Вавила снова нажал на клавишу, и на экране просиял просторный зал, ослепительный, золотой, где каждый предмет напоминал драгоценный слиток.
– Сейчас ты увидишь зрелище, которое позволит тебе лучше понять сделанное тебе предложение. У Керима Вагипова день рождения. Он отмечает его в узком кругу в подземной золотой резиденции. Сюда приглашен известный режиссер Самуил Полончик, раввин Исаак Карулевич, министр финансов Михаил Лабузинский, придворный, как его называют, политолог Матвей Игрунов, директор телеканала, наверняка тебе известный Генрих Корн, и загадочный даже для меня персонаж – Макс Лифенштром, принц крови, представитель старых европейских династий, в руках которых сосредоточены тайные рычаги управления миром. Присмотрись внимательно ко всему происходящему, и ты поймешь требования, которые предъявляет нам с тобой заказчик проекта.
Вавила разговаривал с Сержем так, будто уже получил от него согласие участвовать в проекте и они были друзьями, партнерами.
Вавила нажимал клавиши, выбирая выгодный для обозрения ракурс.
Золота было так много, что все сливалось в слепящее зарево. Золотой потолок был расписан фантастическими цветами и птицами и украшен мозаикой. Витые колонны, как веретена, уходили ввысь, и казалось, с них струится золотая пряжа. Посреди зала находился бассейн с лазурной водой, из которой вырастала золотая лилия и сверкали струи фонтана. Стол выгибался подковой, и на нем красовались золотые тарелки и блюда, золотые кубки и подсвечники с горящими свечами. Гости сидели в ожидании хозяина, обменивались любезностями, и Сержа поразили их наряды, напоминавшие театральные костюмы средневекового спектакля.
Раввин Исаак Карулевич, знакомый Сержу по телешоу «Планетарий», был едва узнаваем. Его маленькая, с заостренной бородкой голова была украшена розовым тюрбаном, а щуплое тело утопало в просторной хламиде. Видимо, так выглядели древние левиты, многомудрые фарисеи и сильные духом саддукеи, неутомимые в толковании книг.

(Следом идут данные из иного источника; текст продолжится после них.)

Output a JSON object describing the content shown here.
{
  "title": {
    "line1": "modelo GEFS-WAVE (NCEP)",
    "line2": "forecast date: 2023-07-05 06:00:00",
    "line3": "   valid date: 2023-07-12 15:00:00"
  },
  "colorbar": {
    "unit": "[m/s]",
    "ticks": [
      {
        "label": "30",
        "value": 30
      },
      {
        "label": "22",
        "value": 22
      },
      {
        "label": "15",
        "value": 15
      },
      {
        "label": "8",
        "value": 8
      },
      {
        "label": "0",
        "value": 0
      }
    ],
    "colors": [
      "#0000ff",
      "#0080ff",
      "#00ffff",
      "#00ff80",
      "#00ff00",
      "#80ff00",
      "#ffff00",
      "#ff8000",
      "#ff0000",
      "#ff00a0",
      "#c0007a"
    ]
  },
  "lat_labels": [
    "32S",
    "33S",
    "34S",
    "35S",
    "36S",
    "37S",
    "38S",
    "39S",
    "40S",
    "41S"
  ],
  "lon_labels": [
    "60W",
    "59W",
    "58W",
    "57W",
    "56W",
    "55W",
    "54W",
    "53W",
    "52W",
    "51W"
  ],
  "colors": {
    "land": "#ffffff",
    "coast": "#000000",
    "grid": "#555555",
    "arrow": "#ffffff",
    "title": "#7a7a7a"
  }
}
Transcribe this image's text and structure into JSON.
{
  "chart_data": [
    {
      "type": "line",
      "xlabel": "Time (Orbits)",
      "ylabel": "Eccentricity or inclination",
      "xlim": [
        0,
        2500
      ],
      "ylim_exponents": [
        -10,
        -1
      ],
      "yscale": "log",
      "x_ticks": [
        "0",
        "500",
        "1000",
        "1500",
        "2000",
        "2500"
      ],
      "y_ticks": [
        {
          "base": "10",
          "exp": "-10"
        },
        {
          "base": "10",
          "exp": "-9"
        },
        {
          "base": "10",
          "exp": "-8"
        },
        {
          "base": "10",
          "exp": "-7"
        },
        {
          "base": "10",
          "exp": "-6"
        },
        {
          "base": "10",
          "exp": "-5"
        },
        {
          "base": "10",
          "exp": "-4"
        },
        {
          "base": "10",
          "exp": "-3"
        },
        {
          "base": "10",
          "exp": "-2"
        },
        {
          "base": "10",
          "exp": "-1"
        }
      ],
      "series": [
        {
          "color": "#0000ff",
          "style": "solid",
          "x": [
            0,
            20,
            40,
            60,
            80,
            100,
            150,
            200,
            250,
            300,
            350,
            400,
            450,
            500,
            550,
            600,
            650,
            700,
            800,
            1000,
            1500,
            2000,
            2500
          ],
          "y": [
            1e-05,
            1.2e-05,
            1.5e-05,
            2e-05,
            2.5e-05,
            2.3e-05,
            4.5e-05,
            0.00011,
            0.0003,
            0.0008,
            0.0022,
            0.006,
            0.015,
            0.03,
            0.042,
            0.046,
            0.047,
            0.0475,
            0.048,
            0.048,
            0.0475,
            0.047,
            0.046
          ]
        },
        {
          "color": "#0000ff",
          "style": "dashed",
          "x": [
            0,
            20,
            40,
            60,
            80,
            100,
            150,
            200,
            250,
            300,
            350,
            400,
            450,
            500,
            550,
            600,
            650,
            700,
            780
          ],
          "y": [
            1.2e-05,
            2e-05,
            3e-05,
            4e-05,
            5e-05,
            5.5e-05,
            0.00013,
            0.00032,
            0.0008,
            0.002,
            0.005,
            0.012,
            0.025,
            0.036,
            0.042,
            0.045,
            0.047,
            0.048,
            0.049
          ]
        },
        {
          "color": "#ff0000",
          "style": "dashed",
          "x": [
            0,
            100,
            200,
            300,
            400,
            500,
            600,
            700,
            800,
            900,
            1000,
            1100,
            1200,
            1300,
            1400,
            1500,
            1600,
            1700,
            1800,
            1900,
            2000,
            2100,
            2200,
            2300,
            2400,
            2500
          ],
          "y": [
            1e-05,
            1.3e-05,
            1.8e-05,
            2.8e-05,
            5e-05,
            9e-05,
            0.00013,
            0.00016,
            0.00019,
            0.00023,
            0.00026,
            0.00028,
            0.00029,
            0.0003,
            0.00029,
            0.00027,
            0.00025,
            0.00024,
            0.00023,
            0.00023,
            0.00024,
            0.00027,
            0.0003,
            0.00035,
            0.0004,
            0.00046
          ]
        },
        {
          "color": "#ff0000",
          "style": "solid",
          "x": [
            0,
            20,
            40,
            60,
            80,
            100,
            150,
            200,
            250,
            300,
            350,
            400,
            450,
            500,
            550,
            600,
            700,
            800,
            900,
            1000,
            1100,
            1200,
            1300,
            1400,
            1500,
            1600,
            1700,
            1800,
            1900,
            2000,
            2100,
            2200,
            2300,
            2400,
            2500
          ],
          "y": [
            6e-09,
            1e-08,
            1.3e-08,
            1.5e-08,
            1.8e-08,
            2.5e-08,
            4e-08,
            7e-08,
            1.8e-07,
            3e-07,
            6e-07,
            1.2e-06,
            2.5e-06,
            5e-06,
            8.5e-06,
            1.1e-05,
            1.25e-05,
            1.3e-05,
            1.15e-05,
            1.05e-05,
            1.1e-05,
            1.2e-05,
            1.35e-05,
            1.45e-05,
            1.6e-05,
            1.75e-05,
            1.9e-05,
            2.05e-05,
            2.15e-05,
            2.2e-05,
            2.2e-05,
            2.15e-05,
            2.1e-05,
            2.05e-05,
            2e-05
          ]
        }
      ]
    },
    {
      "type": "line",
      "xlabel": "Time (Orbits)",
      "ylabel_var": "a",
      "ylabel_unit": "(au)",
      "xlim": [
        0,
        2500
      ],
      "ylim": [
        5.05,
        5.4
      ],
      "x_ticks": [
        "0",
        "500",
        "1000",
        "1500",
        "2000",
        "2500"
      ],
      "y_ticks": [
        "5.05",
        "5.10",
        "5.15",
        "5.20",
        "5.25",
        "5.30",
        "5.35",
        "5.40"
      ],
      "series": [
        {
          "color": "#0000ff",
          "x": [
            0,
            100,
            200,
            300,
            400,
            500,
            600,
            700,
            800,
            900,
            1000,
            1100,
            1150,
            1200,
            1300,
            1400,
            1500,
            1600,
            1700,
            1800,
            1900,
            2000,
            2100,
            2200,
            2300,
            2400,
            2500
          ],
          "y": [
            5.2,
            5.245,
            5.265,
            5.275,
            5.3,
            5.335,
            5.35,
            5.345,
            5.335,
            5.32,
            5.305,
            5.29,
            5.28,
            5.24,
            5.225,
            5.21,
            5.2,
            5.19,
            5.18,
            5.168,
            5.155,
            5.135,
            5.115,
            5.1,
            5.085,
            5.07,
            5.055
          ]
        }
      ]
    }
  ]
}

Подле него восседал режиссер Самуил Полончик, тот самый, что в телешоу «Планетарий» рассказывал о новом вероучении, объединившем в себе все мировые конфессии. Его большая голова с тяжелым клювом и сердито опущенные углы рта делали его похожим на мрачного птенца, из которого со временем вырастет гриф или беркут. На нем был странный колпак, какие носили звездочеты, и над самым лбом горело небольшое павлинье перо с бриллиантом.